Ознакомительная версия.
М.М. Долгоруков
Пермь, куда был отправлен за свои проделки М.М. Долгоруков. Фото С.М. Прокудина-Горского, 1910 г.
Михаил Михайлович Долгоруков (1794–1841), дальний потомок князя Московского, наглядно демонстрировал вырождение знатных родов и прославился как отменный самодур.
А.И. Герцен писал: «Князь Долгоруков принадлежал к аристократическим повесам в дурном роде, которые уже редко встречаются в наше время. Он делал всякие проказы в Петербурге, проказы в Москве, проказы в Париже. На это тратилась его жизнь. Это был… избалованный, дерзкий, отвратительный забавник, барин и шут вместе. Когда его проделки перешли все границы, ему велели отправиться на житье в Пермь».
Местное «высшее общество» было обрадовано прибытием из столицы столь важной персоны. Приехал он на двух каретах: в одной сам с собакой Гарди, в другой повар с попугаями. Он устраивал роскошные приемы, был хлебосолен, хотя порой позволял себе сумасбродные выходки. Появилась у него и премилая любовница из местных барышень. Однако она имела неосторожность из ревности наведать его утром без предупреждения и застала его в постели с горничной.
На гневные упреки обманутой любовницы он встал, накинул на плечи халат и снял со стены арапник. Поняв его намерения, она бросилась бежать, он – за ней. Сцена завершилась на улице при свидетелях. Нагнав ее, он хлестнул несколько раз свою обидчицу и, успокоившись, вернулся домой.
«Подобные милые шутки, – писал Герцен, – навлекли на него гонение пермских друзей, и начальство решилось сороколетнего шалуна отослать в Верхотурье. Он дал накануне отъезда богатый обед, и чиновники, несмотря на разлад, все-таки приехали: Долгорукий обещал их накормить каким-то неслыханным пирогом.

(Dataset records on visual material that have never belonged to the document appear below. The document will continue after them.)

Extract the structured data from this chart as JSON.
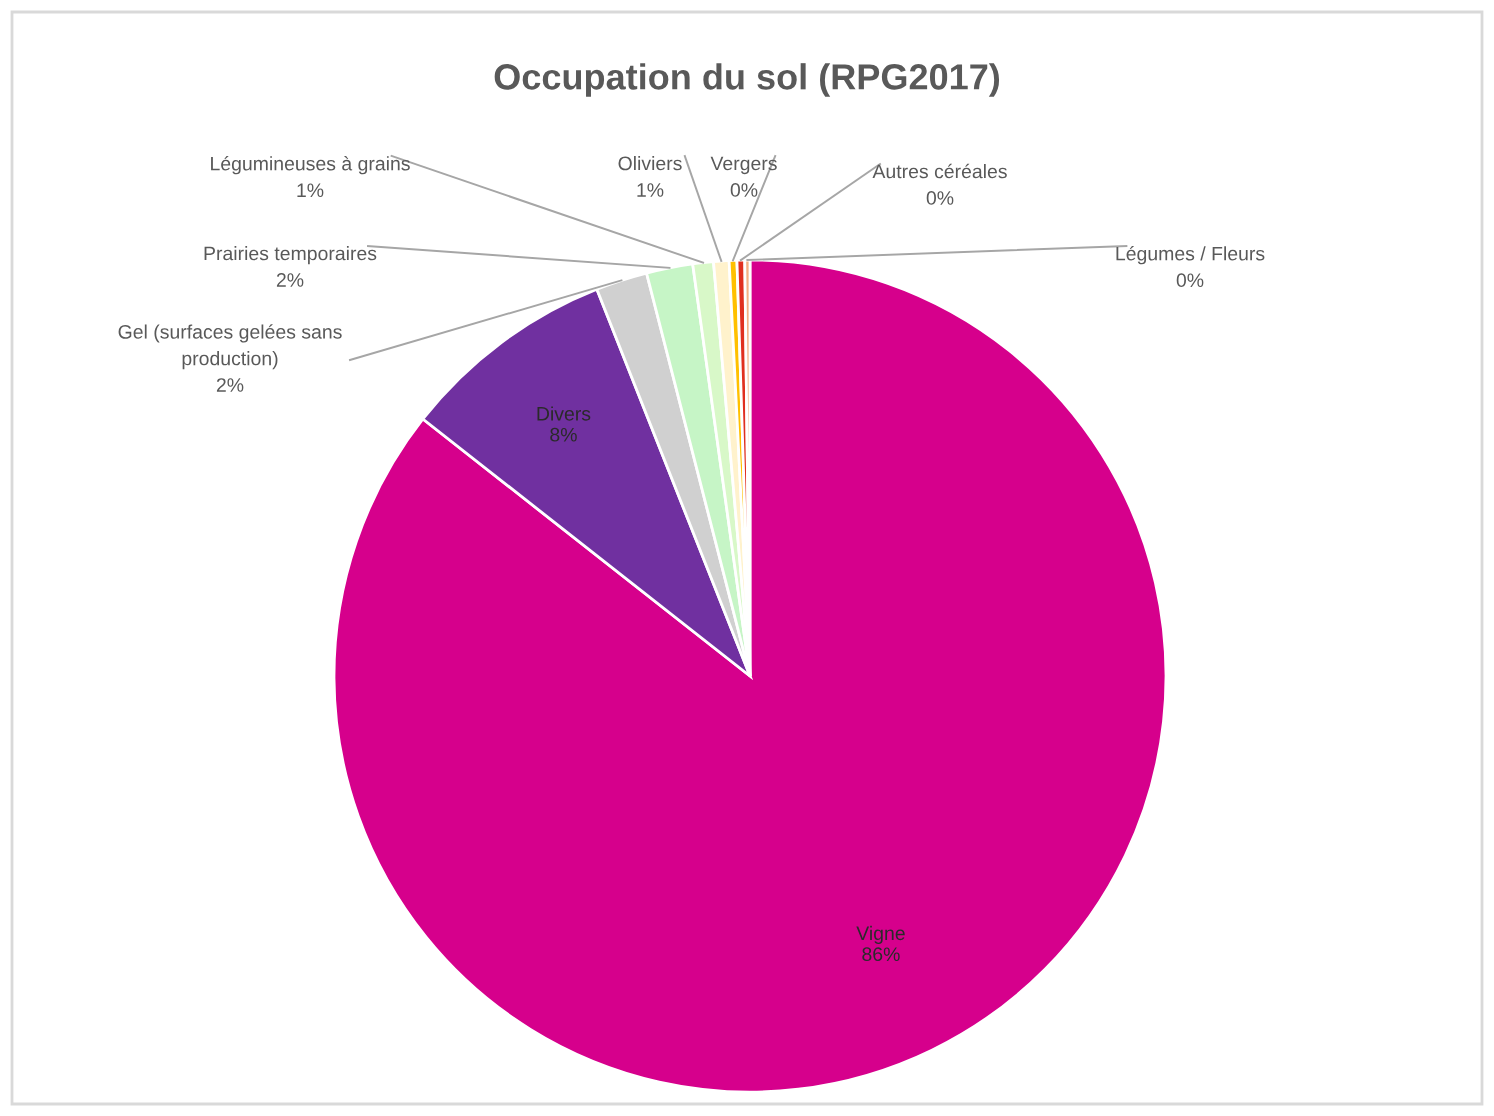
{
  "chart_data": {
    "type": "pie",
    "title": "Occupation du sol (RPG2017)",
    "categories": [
      "Vigne",
      "Divers",
      "Gel (surfaces gelées sans production)",
      "Prairies temporaires",
      "Légumineuses à grains",
      "Oliviers",
      "Vergers",
      "Autres céréales",
      "Légumes / Fleurs"
    ],
    "values": [
      85.6,
      8.4,
      2.0,
      1.8,
      0.8,
      0.6,
      0.3,
      0.3,
      0.2
    ],
    "value_labels": [
      "86%",
      "8%",
      "2%",
      "2%",
      "1%",
      "1%",
      "0%",
      "0%",
      "0%"
    ],
    "colors": [
      "#d6008c",
      "#7030a0",
      "#d0d0d0",
      "#c6f5c6",
      "#d8f8c8",
      "#fff2cc",
      "#ffc000",
      "#e03020",
      "#f4b183"
    ]
  }
}
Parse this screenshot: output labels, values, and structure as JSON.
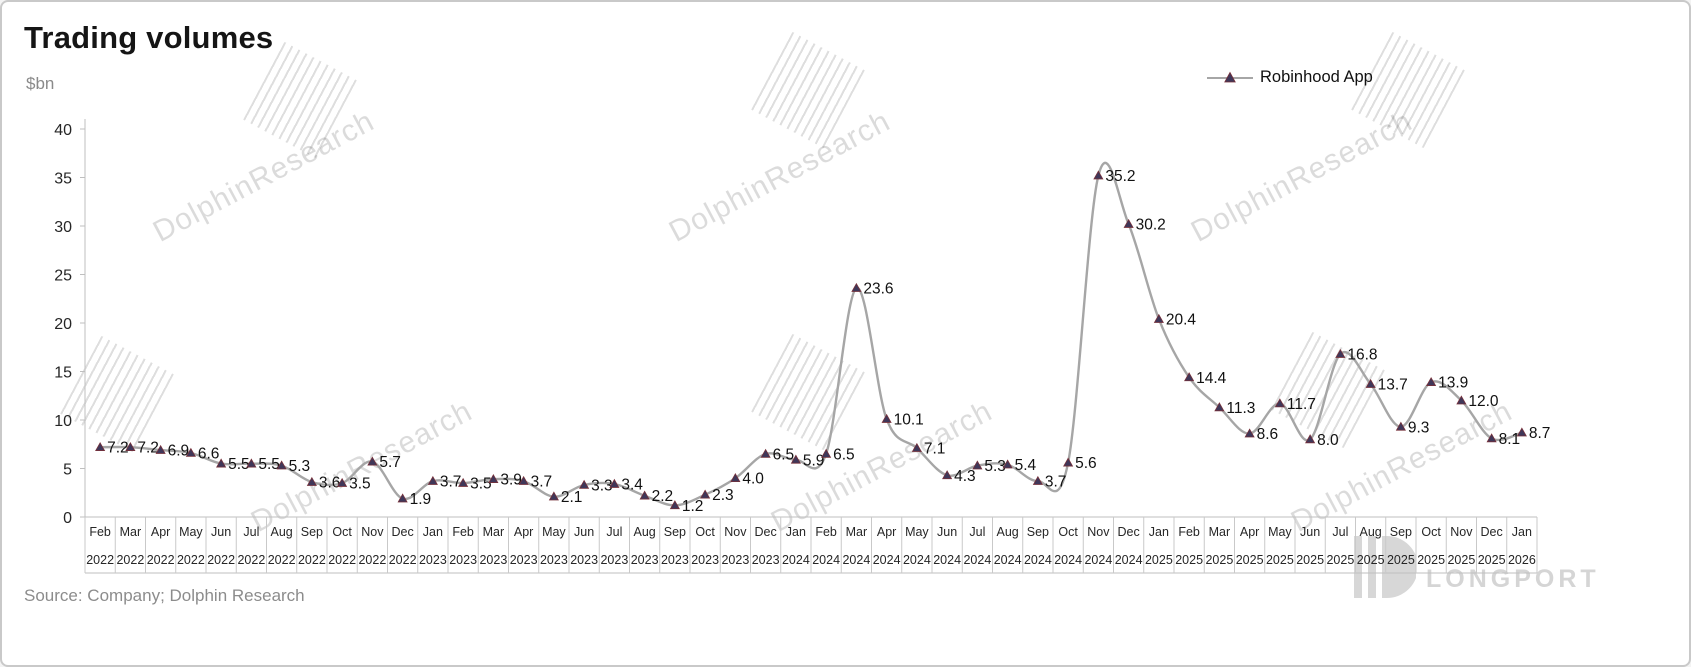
{
  "header": {
    "title": "Trading volumes",
    "unit": "$bn"
  },
  "legend": {
    "series_label": "Robinhood App"
  },
  "footer": {
    "source": "Source: Company; Dolphin Research",
    "brand": "LONGPORT"
  },
  "watermark": {
    "text": "DolphinResearch"
  },
  "chart_data": {
    "type": "line",
    "title": "Trading volumes",
    "xlabel": "",
    "ylabel": "$bn",
    "ylim": [
      0,
      40
    ],
    "yticks": [
      0,
      5,
      10,
      15,
      20,
      25,
      30,
      35,
      40
    ],
    "grid": false,
    "legend_position": "top-right",
    "line_color": "#a6a6a6",
    "marker_color": "#3f3759",
    "marker_edge": "#76303a",
    "label_color": "#111111",
    "axis_color": "#bfbfbf",
    "categories": [
      "Feb 2022",
      "Mar 2022",
      "Apr 2022",
      "May 2022",
      "Jun 2022",
      "Jul 2022",
      "Aug 2022",
      "Sep 2022",
      "Oct 2022",
      "Nov 2022",
      "Dec 2022",
      "Jan 2023",
      "Feb 2023",
      "Mar 2023",
      "Apr 2023",
      "May 2023",
      "Jun 2023",
      "Jul 2023",
      "Aug 2023",
      "Sep 2023",
      "Oct 2023",
      "Nov 2023",
      "Dec 2023",
      "Jan 2024",
      "Feb 2024",
      "Mar 2024",
      "Apr 2024",
      "May 2024",
      "Jun 2024",
      "Jul 2024",
      "Aug 2024",
      "Sep 2024",
      "Oct 2024",
      "Nov 2024",
      "Dec 2024",
      "Jan 2025",
      "Feb 2025",
      "Mar 2025",
      "Apr 2025",
      "May 2025",
      "Jun 2025",
      "Jul 2025",
      "Aug 2025",
      "Sep 2025",
      "Oct 2025",
      "Nov 2025",
      "Dec 2025",
      "Jan 2026"
    ],
    "series": [
      {
        "name": "Robinhood App",
        "values": [
          7.2,
          7.2,
          6.9,
          6.6,
          5.5,
          5.5,
          5.3,
          3.6,
          3.5,
          5.7,
          1.9,
          3.7,
          3.5,
          3.9,
          3.7,
          2.1,
          3.3,
          3.4,
          2.2,
          1.2,
          2.3,
          4.0,
          6.5,
          5.9,
          6.5,
          23.6,
          10.1,
          7.1,
          4.3,
          5.3,
          5.4,
          3.7,
          5.6,
          35.2,
          30.2,
          20.4,
          14.4,
          11.3,
          8.6,
          11.7,
          8.0,
          16.8,
          13.7,
          9.3,
          13.9,
          12.0,
          8.1,
          8.7
        ]
      }
    ]
  }
}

Пирог был действительно превосходен и исчезал с невероятной быстротой. Когда остались одни корки, Долгорукий патетически обратился к гостям и сказал:
– Не будет же сказано, что я, расставаясь с вами, что-нибудь пожалел. Я велел вчера убить моего дорогого Гарди для пирога.
Чиновники с ужасом взглянули друг на друга и искали глазами знакомую всем датскую собаку: ее не было. Князь догадался и велел слуге принести бренные остатки Гарди, его шкуру; внутренность была в пермских желудках».
После столь отменной шутки Долгорукий весело и торжественно отбыл в Верхотурье, отрядив специальную повозку курятнику. Делая остановки на почтовых станциях, он собирал приходные книги, перепутывал их, подправив даты отъезда и приезда, после чего возвратил, приведя в замешательство все почтовое ведомство.
Подобные шутейства демонстрируют не столько барские причуды, сколько наглость самодура, уверенного в своей безнаказанности по причине своего привилегированного положения и возможности откупиться от «слуг закона». Причуды такого рода сошли на нет после отмены крепостного права и общей либерализации российского общества. А во времена Федора Толстого или упомянутого Долгорукова была возможность проявлять свои дурные наклонности.
На них не оказывало благотворного влияния учение Иисуса Христа. Это лишний раз доказывает важность не формальной принадлежности к той или иной религии, а внутреннего убеждения, веры в высокие идеалы и следование им по мере собственных сил. Даже в том случае, когда самодур проявлял необычайную набожность, она выглядела не столько подлинной верой, сколько суеверием, формальным исполнением обрядов.
Герб рода Головиных
Один из примеров такого рода привел писатель С.Н. Шубинский, подробно изложивший историю помещика ХVIII века Василия Васильевича Головина. Она показывает, в частности, некоторые нравы патриархальной России, о которой в наше время имеются весьма искаженные представления.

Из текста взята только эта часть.